GST rollout: When the world would sleep tonight, India would wake to the new 'One tax, One Nation' Goods and Services Tax (GST) regime.
GST rollout: When the world would sleep tonight, India would wake to the new ‘One tax, One Nation’ Goods and Services Tax (GST) regime. The scheduled launch of GST during a special midnight session of Parliament today by President Pranab Mukherjee is arguably one of the biggest moments in the history of Independent India. On the eve of India’s independence in 1947, first Prime Minister Jawaharlal Nehru had said, “Long years ago we made a tryst with destiny, and now that time comes when we shall redeem our pledge, not wholly or in full measure, but very substantially. At the stroke of the midnight hour, when the world sleeps, India will awake to life and freedom. A moment comes, which comes but rarely in history, when we step out from the old to new, when an age ends, and when the soul of a nation, long suppressed, finds utterance.”

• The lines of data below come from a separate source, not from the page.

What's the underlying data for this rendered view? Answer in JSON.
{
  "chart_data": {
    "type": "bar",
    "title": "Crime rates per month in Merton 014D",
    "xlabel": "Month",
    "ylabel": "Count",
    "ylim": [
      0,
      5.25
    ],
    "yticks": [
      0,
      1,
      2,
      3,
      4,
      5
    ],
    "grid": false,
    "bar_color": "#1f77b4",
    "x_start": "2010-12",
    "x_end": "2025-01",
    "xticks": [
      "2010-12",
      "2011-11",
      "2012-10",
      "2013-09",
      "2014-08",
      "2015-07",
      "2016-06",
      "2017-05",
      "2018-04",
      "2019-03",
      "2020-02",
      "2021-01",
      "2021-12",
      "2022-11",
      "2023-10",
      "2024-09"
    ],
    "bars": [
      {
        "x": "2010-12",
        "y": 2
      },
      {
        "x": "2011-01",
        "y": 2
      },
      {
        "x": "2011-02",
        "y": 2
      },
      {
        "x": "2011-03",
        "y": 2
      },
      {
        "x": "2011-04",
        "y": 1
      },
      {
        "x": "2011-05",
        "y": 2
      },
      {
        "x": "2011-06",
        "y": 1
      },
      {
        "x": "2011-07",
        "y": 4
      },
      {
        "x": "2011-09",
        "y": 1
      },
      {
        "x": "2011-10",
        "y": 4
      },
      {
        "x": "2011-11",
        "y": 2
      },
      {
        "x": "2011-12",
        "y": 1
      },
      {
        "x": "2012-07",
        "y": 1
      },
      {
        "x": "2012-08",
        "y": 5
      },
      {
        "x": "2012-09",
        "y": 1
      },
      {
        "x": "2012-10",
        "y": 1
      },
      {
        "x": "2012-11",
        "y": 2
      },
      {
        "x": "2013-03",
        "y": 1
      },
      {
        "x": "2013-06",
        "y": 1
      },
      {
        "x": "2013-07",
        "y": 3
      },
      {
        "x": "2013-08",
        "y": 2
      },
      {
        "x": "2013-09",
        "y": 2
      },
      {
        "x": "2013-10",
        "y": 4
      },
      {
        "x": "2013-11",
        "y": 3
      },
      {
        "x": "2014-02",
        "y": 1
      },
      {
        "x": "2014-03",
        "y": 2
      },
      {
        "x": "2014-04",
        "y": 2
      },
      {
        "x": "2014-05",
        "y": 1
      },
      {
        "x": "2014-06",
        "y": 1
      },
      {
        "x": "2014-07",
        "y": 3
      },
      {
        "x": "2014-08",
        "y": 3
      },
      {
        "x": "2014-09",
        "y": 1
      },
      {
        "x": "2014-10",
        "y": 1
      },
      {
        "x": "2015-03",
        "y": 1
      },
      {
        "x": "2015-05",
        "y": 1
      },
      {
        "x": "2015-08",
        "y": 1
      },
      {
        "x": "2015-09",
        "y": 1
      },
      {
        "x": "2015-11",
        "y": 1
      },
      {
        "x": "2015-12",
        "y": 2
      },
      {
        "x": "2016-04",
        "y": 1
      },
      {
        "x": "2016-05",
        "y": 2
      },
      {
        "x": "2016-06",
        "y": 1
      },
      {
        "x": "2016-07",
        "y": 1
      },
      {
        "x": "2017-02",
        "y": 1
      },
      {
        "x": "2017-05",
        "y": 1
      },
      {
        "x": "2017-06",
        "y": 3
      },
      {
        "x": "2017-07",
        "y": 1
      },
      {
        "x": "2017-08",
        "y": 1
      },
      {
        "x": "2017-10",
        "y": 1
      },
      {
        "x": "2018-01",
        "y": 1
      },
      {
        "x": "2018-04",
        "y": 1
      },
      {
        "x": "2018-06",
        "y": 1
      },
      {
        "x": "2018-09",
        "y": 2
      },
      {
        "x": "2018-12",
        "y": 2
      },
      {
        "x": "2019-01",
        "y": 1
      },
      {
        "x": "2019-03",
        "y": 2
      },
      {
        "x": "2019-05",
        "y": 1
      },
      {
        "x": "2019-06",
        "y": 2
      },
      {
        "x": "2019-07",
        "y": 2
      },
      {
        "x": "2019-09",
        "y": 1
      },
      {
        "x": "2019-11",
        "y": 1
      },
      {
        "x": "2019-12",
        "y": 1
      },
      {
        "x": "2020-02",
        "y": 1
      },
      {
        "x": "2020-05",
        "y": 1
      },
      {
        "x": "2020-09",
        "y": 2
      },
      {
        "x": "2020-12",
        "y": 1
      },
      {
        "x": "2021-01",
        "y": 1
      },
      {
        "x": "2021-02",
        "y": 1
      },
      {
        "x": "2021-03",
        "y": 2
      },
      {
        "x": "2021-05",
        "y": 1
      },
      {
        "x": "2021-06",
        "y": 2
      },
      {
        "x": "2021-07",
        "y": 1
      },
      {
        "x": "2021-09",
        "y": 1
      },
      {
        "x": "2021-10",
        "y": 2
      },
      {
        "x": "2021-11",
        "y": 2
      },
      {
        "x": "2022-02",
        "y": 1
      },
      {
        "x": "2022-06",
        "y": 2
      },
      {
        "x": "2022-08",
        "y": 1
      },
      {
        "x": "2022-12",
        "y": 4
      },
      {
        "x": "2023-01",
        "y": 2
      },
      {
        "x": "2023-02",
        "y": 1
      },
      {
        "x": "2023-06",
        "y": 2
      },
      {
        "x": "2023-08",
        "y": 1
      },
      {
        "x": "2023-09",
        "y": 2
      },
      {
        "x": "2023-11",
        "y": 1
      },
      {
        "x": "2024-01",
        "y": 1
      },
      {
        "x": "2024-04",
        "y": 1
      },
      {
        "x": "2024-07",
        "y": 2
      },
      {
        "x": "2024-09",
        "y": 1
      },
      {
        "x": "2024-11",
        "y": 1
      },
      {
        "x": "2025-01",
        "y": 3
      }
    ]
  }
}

In the 70 years since 1947, India has marched many miles on road to political and economic freedom. But the situation now demand a giant economic leap. When President Mukherjee would gift the GST to India at midnight, it would mark the start of one such leap. In the last few months, scores of experts have analysed how GST would be a “watershed” moment, a “game-changing” move for India. Here we take a look at 10 good points about GST experts have highlighted:
1. GST is replacing a plethora of indirect taxes which contribute to bulk of revenues of the states and just about half of the tax kitty (around Rs 16 lakh crore) collected by the Centre at present.
2. Direct taxes like income tax concern only a small fraction of the population, the indirect taxes affect every Indian as they are charged on consumption, affecting both the rich and the poor. By ending multi-layered indirect tax regime, GST is expected to benefit all sections of Indian society.
3. Under present system, taxes like excise and Central sales tax are levied on manufacturing at the factory gate or on inter-state movement of goods. Under GST, goods would be taxed at the destination. This would result in gains for the consuming state and loss for the manufacturing state. This was one of the reasons why large manufacturiing states like Tamil Nadu had opposed the GST but large consuming states like Bihar, West Bengal and Odisha favoured the the GST law. This also explains why the GST law provides for compensating the losses made by states for the initial few years.
4. GST is expected to affect prices of services which now attract an average service tax of around 14 per cent only at the Central level. But the same time, the prices of several other goods are expected to decrease (see the infographic). Experts believe that GST would serve as an anti-dote to inflation and be friendly to all stakeholders — people, industry and traders.
5. In the long run, GST would mainstream a lot of unorganised sector of India’s economy. At present, it is hard to understand the effect of various central policies on the unorganised sectors. The recent example being the effect of demonetisation decision on the unorganised sector. We have estimates, not concrete data.
6. GST is expected to boost India’s tax collection and even push the country’s Gross Domestic Product by 1-2%.
7. Even as GST seeks to benefit everyone, its biggest impact will be felt by businesses, especially those engaged in buying or selling of goods from or into other states.
8. GST will help producers sell more goods, who sometimes find it difficult to sell their products to distributors or wholesalers in other states because of a difference in tax rates and cumbersome movement of goods.
— Ravi Shankar Prasad (@rsprasad) June 30, 2017
9. GST aims to build a complete chain of tax payments at each stage of sale, due to its value-added taxation nature. This will lead to a huge reduction in tax evasion.
10. Under GST regime, all transactions and processes required to be done only through electronic mode. This will help in minimising the physical interaction of taxpayers with tax officials. This will also help reduce tax-related corruption. The GST law provides transitional provisions for ensuring smooth transition of existing taxpayers to GST regime, credit for available stocks, etc. Some other provisions include a system of GST Compliance Rating. Anti-profiteering provisions for protection of consumer rights have also been included in the Acts.